I like to present the balance sheet for small S Corporation even when not required as it helps me reconcile beginning and ending cash and helps me locate expenses and contributions that could be overlooked. And, I think, that it is a tax return with a Balance Sheet is a better product. Downside is that it slows me down as these types of small clients don't keep good books and I need to investigate. The spreadsheet is an example of what I do.
What do you do?
| 2025 | ||||
| Bank Balance 1/1 | 39,165 | |||
| Deposits/ gross sales | 429,504 | |||
| Expenses paid in cash, per client sheet | (436,212) | |||
| Balance, 12/31, calculated above | 32,457 | |||
| Balance per Bank | 60,914 | |||
| Unlocated Difference. | 28,457 |
Ask the client where the extra money came from.
Is that the balance per the bank statement, or is it the reconciled balance?
Is there a 12/31/25 credit card liability?
thank you sjr
I know what to look for.
My main question is to survey the folks who don't report the BS.
To know that your total income and expenses are correct for a corporation or partnership, you have to prepare a trial balance. If you have a trial balance, there is no reason to not load the balance sheet into the tax return. Based on the questions that pop up here, you know there are a ton of returns being incorrectly prepared by Intuit users because they have no clue on what a balance sheet is.

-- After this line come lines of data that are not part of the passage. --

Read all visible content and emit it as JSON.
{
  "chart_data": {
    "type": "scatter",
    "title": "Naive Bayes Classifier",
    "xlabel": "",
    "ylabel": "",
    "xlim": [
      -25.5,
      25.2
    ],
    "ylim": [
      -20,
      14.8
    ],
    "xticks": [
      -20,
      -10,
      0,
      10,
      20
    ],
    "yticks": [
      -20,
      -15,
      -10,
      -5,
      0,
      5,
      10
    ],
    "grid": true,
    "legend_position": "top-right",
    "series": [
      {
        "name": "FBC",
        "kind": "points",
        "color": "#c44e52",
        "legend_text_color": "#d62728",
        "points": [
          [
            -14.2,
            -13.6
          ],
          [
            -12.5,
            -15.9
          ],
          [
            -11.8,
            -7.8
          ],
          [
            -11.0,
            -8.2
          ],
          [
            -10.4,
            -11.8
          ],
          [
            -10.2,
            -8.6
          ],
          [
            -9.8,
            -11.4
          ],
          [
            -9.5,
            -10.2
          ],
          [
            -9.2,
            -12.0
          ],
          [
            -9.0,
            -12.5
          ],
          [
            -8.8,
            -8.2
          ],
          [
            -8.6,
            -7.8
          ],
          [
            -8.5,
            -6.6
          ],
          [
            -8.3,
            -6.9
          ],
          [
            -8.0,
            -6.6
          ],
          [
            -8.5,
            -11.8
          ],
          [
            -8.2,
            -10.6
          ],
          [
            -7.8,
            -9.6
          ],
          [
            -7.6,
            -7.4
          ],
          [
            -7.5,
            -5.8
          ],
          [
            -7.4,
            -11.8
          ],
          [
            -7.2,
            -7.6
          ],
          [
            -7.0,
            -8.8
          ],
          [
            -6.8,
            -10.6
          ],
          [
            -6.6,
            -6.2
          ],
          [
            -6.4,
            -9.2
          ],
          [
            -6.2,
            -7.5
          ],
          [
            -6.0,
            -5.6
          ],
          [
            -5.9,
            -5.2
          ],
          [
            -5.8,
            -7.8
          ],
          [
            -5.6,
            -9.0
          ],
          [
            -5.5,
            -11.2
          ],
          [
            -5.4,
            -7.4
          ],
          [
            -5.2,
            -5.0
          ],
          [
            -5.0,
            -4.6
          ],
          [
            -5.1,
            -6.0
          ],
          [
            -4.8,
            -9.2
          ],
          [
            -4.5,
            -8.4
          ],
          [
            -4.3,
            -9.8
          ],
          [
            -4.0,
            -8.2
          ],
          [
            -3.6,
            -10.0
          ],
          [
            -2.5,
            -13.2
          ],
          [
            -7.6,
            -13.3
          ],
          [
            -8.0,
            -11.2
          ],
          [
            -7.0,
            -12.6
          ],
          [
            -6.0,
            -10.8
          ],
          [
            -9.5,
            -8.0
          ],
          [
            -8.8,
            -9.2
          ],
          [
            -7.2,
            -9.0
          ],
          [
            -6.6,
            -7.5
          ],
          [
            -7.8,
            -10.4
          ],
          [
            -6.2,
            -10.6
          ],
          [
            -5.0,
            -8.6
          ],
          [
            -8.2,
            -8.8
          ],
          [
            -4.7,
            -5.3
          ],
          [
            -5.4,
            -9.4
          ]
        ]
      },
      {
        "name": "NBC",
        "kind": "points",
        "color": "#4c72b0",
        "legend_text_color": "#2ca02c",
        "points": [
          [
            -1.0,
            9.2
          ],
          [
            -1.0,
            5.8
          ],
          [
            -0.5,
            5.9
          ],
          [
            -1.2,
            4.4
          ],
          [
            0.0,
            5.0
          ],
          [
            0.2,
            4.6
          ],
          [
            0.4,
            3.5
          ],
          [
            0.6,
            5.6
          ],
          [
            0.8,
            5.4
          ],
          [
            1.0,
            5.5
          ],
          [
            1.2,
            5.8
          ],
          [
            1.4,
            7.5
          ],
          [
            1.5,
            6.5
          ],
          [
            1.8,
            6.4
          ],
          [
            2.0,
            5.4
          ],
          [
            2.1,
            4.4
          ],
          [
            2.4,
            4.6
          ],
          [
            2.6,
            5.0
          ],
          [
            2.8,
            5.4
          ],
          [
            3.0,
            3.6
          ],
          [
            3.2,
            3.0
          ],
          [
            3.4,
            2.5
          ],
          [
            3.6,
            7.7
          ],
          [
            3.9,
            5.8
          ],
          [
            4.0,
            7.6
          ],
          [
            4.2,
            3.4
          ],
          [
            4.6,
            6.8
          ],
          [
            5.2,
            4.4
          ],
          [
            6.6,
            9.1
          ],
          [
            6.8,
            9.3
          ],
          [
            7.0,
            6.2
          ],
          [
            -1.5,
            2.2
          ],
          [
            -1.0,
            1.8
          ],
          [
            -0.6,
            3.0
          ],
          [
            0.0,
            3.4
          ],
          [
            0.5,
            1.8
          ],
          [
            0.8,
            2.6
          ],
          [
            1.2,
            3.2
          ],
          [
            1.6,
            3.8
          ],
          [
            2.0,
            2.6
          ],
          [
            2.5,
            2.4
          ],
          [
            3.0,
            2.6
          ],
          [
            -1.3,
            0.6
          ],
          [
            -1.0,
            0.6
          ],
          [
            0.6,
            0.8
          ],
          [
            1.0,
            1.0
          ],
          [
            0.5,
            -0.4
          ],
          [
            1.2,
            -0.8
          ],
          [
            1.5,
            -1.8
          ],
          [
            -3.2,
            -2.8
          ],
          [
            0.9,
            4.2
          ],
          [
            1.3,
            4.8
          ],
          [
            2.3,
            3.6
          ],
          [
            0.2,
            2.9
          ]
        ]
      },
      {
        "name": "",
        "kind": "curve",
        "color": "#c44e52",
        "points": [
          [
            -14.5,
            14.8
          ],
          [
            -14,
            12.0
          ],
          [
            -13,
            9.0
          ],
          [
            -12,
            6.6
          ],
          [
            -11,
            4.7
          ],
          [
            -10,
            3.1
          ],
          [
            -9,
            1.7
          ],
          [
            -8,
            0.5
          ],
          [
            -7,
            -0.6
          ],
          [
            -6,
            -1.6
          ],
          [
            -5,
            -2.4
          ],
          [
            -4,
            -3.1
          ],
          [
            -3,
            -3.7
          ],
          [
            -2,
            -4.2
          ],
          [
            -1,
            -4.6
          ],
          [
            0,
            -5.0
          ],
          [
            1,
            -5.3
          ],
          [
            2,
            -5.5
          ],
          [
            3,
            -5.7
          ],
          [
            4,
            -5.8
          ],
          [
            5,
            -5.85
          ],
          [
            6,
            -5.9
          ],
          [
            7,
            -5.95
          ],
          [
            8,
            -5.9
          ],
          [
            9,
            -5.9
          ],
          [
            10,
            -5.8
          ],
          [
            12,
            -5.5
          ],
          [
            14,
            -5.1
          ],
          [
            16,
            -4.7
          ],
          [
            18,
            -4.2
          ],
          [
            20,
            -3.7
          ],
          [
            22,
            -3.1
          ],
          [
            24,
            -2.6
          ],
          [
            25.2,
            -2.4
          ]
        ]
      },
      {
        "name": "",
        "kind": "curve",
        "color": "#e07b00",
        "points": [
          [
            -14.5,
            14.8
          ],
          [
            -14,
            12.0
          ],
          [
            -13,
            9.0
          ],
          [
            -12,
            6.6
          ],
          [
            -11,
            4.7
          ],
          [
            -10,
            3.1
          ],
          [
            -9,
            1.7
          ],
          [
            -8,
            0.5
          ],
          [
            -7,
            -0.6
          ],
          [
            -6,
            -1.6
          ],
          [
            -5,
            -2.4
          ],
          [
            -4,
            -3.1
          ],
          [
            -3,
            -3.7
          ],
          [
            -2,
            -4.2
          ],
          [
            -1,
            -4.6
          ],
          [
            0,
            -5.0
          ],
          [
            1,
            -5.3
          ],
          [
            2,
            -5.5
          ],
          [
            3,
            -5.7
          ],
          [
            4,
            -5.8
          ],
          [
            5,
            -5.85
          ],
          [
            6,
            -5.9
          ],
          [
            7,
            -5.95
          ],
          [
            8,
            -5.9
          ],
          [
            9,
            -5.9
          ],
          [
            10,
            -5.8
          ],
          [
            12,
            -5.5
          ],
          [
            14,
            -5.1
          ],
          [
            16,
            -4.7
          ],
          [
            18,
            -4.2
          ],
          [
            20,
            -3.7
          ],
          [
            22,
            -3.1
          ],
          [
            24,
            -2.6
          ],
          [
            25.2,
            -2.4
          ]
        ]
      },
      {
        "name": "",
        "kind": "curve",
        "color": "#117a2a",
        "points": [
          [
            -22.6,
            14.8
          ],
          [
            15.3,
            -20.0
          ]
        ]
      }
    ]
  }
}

I have *ONE* entity (an S-Corp) that doesn't have a set of books. Granted, some of the QBO 'books' are often GIGO.... don't get me started.
The one without any set of books I enter the totals into a QB file I set up for her. Income in, expenses per the excel spreadsheet, add/subtract a few things I know she doesn't put into excel. She gives me the ending cash balance.
Any difference - we sit down & chat about whether she took money out/put money in. Usually the answer is 'nope, I didn't' THEN we find out what income/expense figure is wrong.
I 100% agree - there is absolutely no way to be sure all activity is captured without reconciling cash, and having a balance sheet.
In my opinion, if they don't keep an accurate, balanced set of books, they should not be taxed as an S-corporation. In my opinion, it isn't an option.
Whether or not you include it on the tax return itself is up to you. I know that some people have the mindset to not give the IRS any information that they don't need (such as a Balance Sheet when it isn't required on the tax return), but I would still add it. Even if you decide you don't want it included with what is sent to the IRS, I would still prepare the return with it and have my copy and the client's copy with the Balance Sheet.
I appreciate kindness for all of you to share.
balanced set of books, they should not be taxed as an S-corporation. In my opinion, it isn't an option.
I have one client to talk with on this.
Any difference - we sit down & chat about whether she took money out/put money in.
Helpful tip. I do this for a one client, so she knows the difficulty I have in preparing her tax return without her doing a proper cash reconciliation. It's a way of getting the tax return right AND promoting my skills AND defending my bill.